I think you are asking: "If I have an object open in one process, and another process updates that object or its corresponding row, what's the best way for the first process to make sure that it has the latest version of the data?"

I recommend using %Reload(). It makes it clearer to another developer what you're actually doing. A quick glance at the %Reload() code makes me think that it would be faster than killing the object and calling %OpenId() to reopen it.

Of course, you might want to make use of Concurrency options so that if you have an object open in one process, other processes are prevented from updating it.

Comments

What is your question? Are you running these methods in parallel? And why are you mixing object access and embedded sql in the same method?
Your embedded sql is going to update all rows, is that intentional?

Best,
Fab

Yes both methods are running parallel and embedded SQL and object access are combined. My question is  object oid of a row is stored inmemory.  When you do some operation with embedded SQL the updated disk data is not updated automatically in the inmemory object. Means the open I'd should be explicitly reloaded to get the latest data from row.

The real question is whether I should kill the object oid then open it or don't kill the open Id object and just do the reload.

There is a more general way to describe this situation. First consider what is actually happening. When you open an Object (%Open/%OpenId) you are copying data from persistent storage into memory. Then some other actor is modifying the data in persistent storage so the in-memory data is no longer the same as the data in persistent storage. If you were to then copy the in-memory data back to persistent storage (%Save), assuming the same identifier is used, then the modifications from the other actor would be overwritten.

There are two ways that Objects/SQL Persistence will allow this to happen (I call the action performed by the other actor an underwrite). First is the case you present with your example (same process performs underwrite and overwrite). Second is when there are no or insufficient concurrency controls in place. The second case is easily resolved simply by employing proper concurrency control mechanisms to prevent under/over writes. The first case is more sinister because normal pessimistic concurrency mechanisms won't guard against this case. This case occurs when a process holds data in memory and then updates the data in persistent storage either using direct global set/kill or by using SQL. Optimistic concurrency controls will guard against only the SQL update case, direct global set/kill will go undetected unless those set/kill actions also update the version number of the data.

%Reload() was not intended to solve this problem. %Reload() is automatically invoked when the concurrency setting of an object in memory is updated from no-retained lock (value less than 3) to a retained lock (value 3 or 4). In this case, data is automatically sync'ed with data on disk to ensure that the now-lock protected data is the same in-memory and in persistent storage. However, %Reload() can be invoked directly to perform this same action should user code somehow detect it is necessary. 

If the reason you want to %Reload() the data is because the persistent storage was modified by SQL then I have the same question as Fab asked above. Why would you use SQL to update the data? I can think of a few reasons why you might want to do that but there are other ways to accomplish the same task without having to worry about the state of data in memory vs. the state of data in persistent storage.

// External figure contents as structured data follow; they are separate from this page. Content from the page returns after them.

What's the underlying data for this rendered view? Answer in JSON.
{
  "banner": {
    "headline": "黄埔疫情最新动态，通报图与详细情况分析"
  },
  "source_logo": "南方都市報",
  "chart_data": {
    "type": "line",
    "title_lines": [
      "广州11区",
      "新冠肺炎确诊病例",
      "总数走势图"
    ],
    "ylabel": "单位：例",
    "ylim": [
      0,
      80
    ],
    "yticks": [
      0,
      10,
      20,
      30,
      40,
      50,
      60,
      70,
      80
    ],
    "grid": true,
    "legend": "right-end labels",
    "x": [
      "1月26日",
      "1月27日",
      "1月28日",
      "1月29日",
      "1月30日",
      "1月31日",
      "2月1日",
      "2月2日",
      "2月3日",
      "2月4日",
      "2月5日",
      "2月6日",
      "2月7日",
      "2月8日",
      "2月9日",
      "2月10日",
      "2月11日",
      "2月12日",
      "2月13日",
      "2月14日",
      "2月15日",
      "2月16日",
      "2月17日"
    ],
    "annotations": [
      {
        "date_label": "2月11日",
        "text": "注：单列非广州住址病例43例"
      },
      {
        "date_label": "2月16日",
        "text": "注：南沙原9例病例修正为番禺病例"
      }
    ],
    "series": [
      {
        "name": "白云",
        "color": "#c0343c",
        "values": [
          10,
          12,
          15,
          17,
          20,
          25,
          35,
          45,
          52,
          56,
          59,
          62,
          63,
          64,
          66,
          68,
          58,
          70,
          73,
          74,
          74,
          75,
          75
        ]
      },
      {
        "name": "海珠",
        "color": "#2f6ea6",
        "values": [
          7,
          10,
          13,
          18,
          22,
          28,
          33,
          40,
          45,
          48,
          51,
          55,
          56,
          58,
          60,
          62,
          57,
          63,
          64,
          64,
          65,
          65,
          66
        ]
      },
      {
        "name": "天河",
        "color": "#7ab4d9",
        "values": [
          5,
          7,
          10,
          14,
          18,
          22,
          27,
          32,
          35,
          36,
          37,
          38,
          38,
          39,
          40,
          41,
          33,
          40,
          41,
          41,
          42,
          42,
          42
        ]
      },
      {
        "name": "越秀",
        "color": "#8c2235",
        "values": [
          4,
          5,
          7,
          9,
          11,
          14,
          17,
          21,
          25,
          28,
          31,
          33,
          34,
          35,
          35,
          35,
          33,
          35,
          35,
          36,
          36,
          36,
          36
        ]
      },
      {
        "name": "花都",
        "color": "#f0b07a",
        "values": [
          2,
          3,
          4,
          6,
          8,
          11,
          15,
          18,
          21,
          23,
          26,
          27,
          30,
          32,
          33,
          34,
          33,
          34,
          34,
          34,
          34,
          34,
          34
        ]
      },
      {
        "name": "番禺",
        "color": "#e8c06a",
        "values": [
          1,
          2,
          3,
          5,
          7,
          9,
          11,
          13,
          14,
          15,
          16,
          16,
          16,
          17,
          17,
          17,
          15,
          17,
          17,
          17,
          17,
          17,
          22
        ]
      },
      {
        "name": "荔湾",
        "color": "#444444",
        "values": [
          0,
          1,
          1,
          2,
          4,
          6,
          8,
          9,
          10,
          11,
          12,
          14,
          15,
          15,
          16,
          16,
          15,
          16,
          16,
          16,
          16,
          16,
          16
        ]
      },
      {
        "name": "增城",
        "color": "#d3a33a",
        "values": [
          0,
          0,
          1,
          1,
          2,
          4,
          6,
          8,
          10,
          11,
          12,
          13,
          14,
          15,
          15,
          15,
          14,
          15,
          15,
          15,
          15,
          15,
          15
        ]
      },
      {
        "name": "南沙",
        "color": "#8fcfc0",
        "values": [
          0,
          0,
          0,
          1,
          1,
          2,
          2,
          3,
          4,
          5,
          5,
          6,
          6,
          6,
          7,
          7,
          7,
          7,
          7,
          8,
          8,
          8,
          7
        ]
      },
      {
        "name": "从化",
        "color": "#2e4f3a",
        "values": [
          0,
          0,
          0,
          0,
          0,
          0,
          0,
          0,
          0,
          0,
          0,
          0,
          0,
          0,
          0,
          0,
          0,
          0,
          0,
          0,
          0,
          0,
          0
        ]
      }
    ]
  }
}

If you were to use optimistic concurrency controls (VERSIONPROPERTY) then %Save()/UPDATE will fail if the version numbers don't match and then the user code can go into a state where conflicts can be resolved.

There is an interesting dynamic SQL feature that will guard against the case where some objects may be in memory and the user code needs to SQL to update data. I am happy to provide an example of this technique if someone is interested.